Comme toujours, avant de se lancer, Gérard Oury peaufine son sujet dans les moindres détails. Suite aux succès, tant critiques que publics, de ses œuvres précédentes, le cinéaste ne veut pas décevoir. L’idée de ce Rabbi Jacob lui vient pendant le tournage de La Folie des Grandeurs, deux ans auparavant. Il en parle à sa fille, Danièle Thompson, qui le soutient aussitôt dans l’écriture du scénario, conçu pour la première fois en tête à tête (exit Marcel Jullian, parti vers d’autres destinées) : « Un jour, mon père m’a dit qu’il avait envie de faire un film sur cette communauté de Juifs hassidiques, avec ses règles extrêmement strictes par rapport à la vie en société, et y insérer, au milieu, un personnage construit autour de Louis de Funès, capable de jouer quelqu’un de profondément antisémite, raciste, donc très antipathique, tout en ne délivrant que des vibrations comiques. » Ce texte apparaît comme l’un des plus compliqués de leur carrière respective.

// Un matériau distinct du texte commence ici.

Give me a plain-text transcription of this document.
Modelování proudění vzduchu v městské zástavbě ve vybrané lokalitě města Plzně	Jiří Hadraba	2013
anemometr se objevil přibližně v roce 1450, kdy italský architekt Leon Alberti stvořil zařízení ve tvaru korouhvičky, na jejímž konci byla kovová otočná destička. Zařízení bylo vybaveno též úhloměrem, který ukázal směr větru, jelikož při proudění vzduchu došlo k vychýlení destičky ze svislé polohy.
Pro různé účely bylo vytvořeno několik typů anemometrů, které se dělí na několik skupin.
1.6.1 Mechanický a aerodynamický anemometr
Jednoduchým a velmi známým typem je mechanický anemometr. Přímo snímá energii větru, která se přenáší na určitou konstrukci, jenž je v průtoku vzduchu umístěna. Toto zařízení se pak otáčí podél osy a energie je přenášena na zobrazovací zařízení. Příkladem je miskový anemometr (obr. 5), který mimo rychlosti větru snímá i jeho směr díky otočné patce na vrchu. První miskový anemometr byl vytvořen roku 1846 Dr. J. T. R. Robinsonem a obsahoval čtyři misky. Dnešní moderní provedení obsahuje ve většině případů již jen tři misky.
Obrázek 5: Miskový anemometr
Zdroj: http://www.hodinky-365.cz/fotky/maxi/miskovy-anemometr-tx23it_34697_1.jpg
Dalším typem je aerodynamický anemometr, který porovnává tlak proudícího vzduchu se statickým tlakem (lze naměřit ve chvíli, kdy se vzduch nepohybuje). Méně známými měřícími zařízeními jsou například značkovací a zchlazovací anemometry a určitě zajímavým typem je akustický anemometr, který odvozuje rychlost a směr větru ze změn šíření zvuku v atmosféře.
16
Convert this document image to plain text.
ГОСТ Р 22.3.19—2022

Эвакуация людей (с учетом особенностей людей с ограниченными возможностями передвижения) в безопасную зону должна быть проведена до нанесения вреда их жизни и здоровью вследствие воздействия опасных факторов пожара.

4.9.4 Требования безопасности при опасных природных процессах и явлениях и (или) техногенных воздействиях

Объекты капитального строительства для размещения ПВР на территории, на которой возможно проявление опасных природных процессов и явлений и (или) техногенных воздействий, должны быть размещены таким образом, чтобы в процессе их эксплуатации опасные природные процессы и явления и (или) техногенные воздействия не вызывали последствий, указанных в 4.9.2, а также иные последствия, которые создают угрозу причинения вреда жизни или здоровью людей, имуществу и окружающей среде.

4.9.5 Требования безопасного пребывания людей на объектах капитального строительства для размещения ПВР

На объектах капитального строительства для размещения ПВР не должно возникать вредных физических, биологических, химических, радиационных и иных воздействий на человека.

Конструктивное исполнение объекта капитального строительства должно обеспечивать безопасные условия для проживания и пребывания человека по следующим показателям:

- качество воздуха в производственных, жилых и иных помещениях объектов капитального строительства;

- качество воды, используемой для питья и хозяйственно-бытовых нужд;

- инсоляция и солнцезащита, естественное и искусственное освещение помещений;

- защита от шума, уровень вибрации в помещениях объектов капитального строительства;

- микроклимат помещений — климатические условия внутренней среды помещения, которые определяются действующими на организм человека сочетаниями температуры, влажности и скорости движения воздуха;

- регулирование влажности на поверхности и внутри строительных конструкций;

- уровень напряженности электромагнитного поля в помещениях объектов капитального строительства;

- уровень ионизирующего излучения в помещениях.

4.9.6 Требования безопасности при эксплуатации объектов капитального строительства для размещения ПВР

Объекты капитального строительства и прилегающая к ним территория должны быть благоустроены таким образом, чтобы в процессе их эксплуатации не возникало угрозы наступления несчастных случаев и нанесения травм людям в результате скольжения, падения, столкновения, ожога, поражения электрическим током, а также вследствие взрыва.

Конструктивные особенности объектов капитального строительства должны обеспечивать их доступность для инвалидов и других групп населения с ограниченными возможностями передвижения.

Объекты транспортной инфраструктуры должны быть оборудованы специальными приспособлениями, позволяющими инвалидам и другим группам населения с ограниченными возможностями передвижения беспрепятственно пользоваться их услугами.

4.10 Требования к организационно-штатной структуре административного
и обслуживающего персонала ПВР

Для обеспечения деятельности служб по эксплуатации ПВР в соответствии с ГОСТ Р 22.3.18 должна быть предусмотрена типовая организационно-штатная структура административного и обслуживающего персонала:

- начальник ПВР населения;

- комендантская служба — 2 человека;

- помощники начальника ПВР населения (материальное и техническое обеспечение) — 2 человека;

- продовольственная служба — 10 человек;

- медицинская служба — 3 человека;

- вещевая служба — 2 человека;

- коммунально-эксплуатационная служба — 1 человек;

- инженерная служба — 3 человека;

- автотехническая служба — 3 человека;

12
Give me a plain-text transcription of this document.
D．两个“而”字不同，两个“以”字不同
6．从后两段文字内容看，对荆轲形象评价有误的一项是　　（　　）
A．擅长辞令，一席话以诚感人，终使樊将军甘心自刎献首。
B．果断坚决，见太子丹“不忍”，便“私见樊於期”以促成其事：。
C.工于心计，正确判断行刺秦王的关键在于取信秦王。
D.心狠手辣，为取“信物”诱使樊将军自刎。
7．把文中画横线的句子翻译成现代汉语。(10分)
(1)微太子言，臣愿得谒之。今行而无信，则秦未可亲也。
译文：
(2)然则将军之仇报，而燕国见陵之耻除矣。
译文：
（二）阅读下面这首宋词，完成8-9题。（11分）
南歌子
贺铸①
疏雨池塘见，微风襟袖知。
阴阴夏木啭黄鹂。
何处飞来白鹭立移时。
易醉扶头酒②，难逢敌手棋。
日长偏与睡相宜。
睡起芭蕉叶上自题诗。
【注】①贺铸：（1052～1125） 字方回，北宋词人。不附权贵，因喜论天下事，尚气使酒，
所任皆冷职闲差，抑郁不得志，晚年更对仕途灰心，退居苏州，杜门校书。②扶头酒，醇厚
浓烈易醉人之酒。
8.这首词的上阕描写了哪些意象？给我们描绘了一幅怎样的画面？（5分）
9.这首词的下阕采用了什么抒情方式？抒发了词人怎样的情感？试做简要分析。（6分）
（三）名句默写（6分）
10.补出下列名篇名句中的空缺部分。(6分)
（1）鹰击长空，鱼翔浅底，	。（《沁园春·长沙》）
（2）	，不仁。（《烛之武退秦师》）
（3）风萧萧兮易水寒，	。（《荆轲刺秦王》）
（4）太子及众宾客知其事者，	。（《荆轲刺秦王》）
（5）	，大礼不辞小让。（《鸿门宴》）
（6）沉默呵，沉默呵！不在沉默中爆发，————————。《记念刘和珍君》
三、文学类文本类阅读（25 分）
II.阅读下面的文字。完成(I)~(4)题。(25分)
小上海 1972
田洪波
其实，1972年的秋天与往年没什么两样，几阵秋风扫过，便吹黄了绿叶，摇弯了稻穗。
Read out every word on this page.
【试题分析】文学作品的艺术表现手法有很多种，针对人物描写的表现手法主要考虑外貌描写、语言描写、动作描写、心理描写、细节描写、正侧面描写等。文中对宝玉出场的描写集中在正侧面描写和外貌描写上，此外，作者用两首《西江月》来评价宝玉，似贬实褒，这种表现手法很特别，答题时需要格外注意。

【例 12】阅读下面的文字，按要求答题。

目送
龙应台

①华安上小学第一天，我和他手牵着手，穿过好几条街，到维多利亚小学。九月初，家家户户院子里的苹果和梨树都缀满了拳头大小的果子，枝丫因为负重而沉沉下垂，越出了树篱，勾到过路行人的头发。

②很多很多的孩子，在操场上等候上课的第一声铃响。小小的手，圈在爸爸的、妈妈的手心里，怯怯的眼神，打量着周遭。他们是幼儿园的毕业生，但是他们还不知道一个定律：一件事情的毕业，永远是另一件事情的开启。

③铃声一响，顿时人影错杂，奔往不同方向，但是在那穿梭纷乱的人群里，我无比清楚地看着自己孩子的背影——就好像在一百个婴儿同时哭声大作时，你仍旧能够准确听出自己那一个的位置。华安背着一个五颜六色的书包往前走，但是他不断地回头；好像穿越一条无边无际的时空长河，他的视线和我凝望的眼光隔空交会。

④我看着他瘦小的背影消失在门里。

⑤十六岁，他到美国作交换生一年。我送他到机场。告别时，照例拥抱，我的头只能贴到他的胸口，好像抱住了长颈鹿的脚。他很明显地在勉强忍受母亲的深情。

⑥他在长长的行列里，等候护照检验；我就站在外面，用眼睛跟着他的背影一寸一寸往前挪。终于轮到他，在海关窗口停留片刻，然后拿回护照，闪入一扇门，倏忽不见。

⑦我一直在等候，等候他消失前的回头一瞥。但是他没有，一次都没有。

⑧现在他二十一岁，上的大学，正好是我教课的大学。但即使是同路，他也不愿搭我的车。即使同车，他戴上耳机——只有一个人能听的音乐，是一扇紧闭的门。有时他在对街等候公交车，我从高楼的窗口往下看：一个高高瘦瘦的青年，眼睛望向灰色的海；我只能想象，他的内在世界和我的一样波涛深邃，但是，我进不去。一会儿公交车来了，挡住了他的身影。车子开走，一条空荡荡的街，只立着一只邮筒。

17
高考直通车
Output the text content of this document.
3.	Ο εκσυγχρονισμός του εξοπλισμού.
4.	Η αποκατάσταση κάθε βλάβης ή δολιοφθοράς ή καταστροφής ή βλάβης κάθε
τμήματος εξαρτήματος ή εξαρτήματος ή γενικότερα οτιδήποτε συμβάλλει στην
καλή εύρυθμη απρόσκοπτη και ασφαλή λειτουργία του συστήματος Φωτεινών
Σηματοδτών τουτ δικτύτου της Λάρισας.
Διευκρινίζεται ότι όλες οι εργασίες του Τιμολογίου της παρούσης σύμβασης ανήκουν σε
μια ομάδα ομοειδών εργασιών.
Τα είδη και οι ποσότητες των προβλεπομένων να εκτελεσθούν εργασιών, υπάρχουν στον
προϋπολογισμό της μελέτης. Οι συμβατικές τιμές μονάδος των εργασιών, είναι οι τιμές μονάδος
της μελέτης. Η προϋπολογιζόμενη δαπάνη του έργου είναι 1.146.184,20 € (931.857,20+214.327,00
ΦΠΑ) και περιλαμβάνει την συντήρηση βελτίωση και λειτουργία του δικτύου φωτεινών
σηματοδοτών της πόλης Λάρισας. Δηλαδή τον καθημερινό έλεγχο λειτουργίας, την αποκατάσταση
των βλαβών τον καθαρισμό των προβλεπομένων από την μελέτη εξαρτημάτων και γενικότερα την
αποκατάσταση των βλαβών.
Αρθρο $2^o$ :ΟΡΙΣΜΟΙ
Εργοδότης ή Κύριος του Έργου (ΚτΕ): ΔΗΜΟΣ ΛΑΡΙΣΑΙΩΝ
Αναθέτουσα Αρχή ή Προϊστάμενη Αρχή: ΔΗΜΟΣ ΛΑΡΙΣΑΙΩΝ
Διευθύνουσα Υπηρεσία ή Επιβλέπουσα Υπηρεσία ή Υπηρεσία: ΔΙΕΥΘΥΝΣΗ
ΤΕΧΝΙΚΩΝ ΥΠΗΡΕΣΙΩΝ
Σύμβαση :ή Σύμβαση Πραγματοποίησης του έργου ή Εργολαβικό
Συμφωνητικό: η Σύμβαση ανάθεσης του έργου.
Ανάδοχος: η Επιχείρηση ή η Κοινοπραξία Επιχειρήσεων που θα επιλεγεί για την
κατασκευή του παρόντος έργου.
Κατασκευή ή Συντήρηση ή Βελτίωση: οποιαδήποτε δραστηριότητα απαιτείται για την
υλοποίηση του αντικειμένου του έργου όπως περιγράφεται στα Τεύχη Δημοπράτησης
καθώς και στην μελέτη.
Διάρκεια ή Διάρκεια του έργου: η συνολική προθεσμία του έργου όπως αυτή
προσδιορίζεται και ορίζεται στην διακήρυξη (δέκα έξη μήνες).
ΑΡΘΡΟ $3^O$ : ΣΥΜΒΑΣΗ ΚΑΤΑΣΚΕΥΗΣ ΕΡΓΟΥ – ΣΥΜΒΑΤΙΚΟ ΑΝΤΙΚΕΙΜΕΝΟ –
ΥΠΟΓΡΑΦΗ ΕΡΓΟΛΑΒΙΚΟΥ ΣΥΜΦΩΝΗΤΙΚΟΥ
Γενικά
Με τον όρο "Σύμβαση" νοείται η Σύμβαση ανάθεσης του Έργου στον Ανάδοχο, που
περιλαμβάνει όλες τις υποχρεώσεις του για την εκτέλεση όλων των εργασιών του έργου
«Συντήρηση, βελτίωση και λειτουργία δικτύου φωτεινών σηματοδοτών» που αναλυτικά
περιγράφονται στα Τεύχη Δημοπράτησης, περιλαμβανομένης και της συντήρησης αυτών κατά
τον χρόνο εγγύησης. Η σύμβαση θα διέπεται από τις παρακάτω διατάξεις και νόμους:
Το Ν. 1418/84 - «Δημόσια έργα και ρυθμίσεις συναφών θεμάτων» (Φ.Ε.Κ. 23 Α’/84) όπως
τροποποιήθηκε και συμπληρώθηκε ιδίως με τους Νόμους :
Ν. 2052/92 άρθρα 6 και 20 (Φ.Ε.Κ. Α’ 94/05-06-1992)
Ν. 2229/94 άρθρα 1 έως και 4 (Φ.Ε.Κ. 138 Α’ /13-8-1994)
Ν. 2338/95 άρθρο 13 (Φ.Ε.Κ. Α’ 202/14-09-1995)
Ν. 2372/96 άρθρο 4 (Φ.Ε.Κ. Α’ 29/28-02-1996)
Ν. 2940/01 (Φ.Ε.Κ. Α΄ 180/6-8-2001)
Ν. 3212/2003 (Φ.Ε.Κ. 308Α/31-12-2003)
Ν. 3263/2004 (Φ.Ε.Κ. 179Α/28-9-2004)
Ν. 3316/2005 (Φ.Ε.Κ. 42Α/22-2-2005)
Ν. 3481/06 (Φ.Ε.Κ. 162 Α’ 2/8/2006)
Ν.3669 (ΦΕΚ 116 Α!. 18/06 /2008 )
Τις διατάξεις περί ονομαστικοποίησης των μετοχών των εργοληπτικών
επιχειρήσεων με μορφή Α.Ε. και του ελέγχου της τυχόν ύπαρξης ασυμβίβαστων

En effet, des questions d’ordre logique, réaliste voire purement culturel, se posent. Par exemple, comment justifier, lorsque Louis de Funès revêt l’apparence d’un Rabbin, qu’il s’accapare également une vraie barbe ? Impensable… Tout aussi aberrant, Rabbi Jacob, venu de New York, atterrit à Paris un samedi matin, et a donc voyagé la veille, soit un vendredi soir, ce qui est contraire à la religion juive (au même moment, son neveu Salomon est mis à la porte par son patron, Victor Pivert, parce qu’il refuse d’allumer les phares de la voiture, shabbat oblige). Gérard et Danièle s’en arrachent longuement les cheveux, mais, ne trouvant d’autres alternatives, finissent par accepter ces incohérences, tandis que le public passera majoritairement outre. C’est un peu ça, la magie du cinéma !
Le script achevé, Gérard Oury peine à décider ses habituels financiers. Il n’entend que des arguments du type : « Un film sur l’amitié entre Juifs et Arabes, non mais vous délirez ! Alors qu’à chaque instant le Proche-Orient risque de s’embraser à nouveau. Et de Funès bourgeois français raciste, xénophobe, antisémite, déguisé en rabbin orthodoxe, avec barbe et papillotes, lancé dans une affaire de prise d’otages ! Les Arabes le prendront mal, les Juifs encore plus. Vous voulez prouver quoi ? » Le seul à lui répondre positivement se nomme Bertrand Javal, producteur délégué du Petit Baigneur de Robert Dhéry.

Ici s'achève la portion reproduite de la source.